At the other end of the design spectrum, Cavium's Thunder X has 48 ARMv8 cores (not hyperthreads) per die, and supports dual-socket configurations for up to 96 processors per board. Individually the cores are weaker than a Xeon, but on some workloads (network routing, some database serving), they're pretty impressive in aggregate. That many physical cores also makes it easier to load balance VMs in a hosted environment. This is especially good for the kind of workload where most clients are idle for a lot of the time, but when they're busy they're very busy.
-Os frankly is of little interest to desktop developers. Heck, I spend quite a bit of my time on 8 bitters these days, and I think you're being pedantic.
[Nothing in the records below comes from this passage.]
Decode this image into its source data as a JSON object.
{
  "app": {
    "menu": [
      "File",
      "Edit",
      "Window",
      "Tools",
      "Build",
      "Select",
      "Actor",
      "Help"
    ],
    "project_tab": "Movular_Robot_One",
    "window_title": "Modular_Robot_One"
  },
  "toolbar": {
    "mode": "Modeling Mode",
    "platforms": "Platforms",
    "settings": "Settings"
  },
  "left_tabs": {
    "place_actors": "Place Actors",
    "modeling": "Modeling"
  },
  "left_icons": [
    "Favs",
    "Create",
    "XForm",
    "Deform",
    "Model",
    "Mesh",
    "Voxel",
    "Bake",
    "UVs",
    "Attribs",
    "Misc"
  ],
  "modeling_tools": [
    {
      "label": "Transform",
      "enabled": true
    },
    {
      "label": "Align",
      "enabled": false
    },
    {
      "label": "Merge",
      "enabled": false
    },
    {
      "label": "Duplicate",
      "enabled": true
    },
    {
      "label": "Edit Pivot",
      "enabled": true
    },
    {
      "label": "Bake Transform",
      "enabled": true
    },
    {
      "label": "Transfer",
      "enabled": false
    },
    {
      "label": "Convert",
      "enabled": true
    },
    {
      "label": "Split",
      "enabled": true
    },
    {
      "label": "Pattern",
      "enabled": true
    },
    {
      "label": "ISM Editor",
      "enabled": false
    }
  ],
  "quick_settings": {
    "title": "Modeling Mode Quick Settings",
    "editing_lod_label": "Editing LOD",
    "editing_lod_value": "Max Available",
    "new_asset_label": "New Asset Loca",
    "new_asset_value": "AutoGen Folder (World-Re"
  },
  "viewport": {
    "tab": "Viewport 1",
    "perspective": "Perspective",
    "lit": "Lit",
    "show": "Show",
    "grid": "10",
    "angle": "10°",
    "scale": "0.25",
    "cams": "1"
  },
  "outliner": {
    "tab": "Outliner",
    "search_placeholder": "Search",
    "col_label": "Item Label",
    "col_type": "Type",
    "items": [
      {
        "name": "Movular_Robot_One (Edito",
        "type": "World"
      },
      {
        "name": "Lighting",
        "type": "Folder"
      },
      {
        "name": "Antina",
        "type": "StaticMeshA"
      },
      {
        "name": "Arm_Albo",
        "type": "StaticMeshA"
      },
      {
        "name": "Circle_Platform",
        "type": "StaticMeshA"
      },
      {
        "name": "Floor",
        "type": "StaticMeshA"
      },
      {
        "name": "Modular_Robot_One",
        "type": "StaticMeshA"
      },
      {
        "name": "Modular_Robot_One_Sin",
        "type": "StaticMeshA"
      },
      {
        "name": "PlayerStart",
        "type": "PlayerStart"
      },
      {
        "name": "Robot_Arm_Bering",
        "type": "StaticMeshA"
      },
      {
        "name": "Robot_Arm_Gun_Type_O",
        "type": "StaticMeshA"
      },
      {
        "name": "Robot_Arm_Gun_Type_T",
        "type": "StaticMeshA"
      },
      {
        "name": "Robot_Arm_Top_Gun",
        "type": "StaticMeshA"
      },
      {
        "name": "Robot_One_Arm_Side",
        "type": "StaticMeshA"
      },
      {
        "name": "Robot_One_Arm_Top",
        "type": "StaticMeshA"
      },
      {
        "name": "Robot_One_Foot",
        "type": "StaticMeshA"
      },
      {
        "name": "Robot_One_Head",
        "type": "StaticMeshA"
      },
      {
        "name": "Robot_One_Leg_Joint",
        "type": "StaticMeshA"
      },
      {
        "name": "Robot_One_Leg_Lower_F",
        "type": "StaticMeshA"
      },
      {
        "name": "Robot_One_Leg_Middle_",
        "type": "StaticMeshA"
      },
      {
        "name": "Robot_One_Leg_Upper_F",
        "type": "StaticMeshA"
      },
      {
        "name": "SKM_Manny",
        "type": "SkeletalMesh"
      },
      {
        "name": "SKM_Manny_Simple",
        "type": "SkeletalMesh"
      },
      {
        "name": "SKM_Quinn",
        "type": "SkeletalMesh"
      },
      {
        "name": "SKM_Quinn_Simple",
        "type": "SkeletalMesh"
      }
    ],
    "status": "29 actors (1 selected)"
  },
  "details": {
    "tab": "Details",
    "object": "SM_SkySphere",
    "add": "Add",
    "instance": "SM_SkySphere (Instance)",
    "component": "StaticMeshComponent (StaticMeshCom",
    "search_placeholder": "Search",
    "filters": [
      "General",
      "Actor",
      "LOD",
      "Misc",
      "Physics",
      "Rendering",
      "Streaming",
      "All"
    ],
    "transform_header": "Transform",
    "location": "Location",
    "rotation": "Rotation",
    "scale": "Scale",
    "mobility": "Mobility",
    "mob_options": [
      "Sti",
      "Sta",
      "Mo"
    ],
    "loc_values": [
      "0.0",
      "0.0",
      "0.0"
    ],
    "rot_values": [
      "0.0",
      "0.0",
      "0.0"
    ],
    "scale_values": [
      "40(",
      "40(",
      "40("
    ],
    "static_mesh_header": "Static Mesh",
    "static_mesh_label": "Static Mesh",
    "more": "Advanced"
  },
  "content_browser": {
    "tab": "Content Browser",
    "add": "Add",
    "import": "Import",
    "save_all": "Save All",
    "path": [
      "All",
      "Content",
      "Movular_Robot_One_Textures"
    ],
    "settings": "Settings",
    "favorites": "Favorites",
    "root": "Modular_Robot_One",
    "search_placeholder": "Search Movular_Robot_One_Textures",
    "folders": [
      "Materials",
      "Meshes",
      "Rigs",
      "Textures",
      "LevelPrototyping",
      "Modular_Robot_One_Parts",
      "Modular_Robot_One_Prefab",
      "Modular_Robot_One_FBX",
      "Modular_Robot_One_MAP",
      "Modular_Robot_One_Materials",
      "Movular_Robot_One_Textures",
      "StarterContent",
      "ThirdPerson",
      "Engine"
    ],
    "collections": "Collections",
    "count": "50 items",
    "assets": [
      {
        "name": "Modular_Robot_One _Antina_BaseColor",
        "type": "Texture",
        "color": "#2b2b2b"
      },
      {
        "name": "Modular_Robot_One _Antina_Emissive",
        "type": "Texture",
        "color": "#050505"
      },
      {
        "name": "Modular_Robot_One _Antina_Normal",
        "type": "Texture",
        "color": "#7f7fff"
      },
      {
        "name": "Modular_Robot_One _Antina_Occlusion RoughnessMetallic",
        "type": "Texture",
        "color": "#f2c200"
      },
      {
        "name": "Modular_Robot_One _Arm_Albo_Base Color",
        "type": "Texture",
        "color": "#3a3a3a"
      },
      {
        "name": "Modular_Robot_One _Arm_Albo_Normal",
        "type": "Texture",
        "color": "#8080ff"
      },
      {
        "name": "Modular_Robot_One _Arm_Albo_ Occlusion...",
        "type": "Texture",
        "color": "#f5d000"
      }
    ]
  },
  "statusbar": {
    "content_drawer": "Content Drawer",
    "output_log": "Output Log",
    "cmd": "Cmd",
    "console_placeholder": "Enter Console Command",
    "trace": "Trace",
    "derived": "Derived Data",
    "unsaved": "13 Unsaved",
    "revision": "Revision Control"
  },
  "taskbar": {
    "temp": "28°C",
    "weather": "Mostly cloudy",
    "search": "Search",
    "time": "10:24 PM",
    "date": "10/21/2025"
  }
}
You might want to tell Apple that, as they compile everything with -Os. It turns out that instruction cache pressure still matters, and matters a lot more if you're in the kind of environment where multiple applications are competing for space.
and I believe are its biggest contributors
I'm not 100% sure, but I think that Google passed Apple as the largest single contributor (incrementally, at least, not cumulatively) somewhere in the 3.5 to 3.7 time frame. A lot of the Apple compiler team has been busy with Swift.
I'd love to have a company adopt some of these, polish the UI a bit, and provide an Android phone that ships with them by default, instead of the Google stuff.
You might have mail.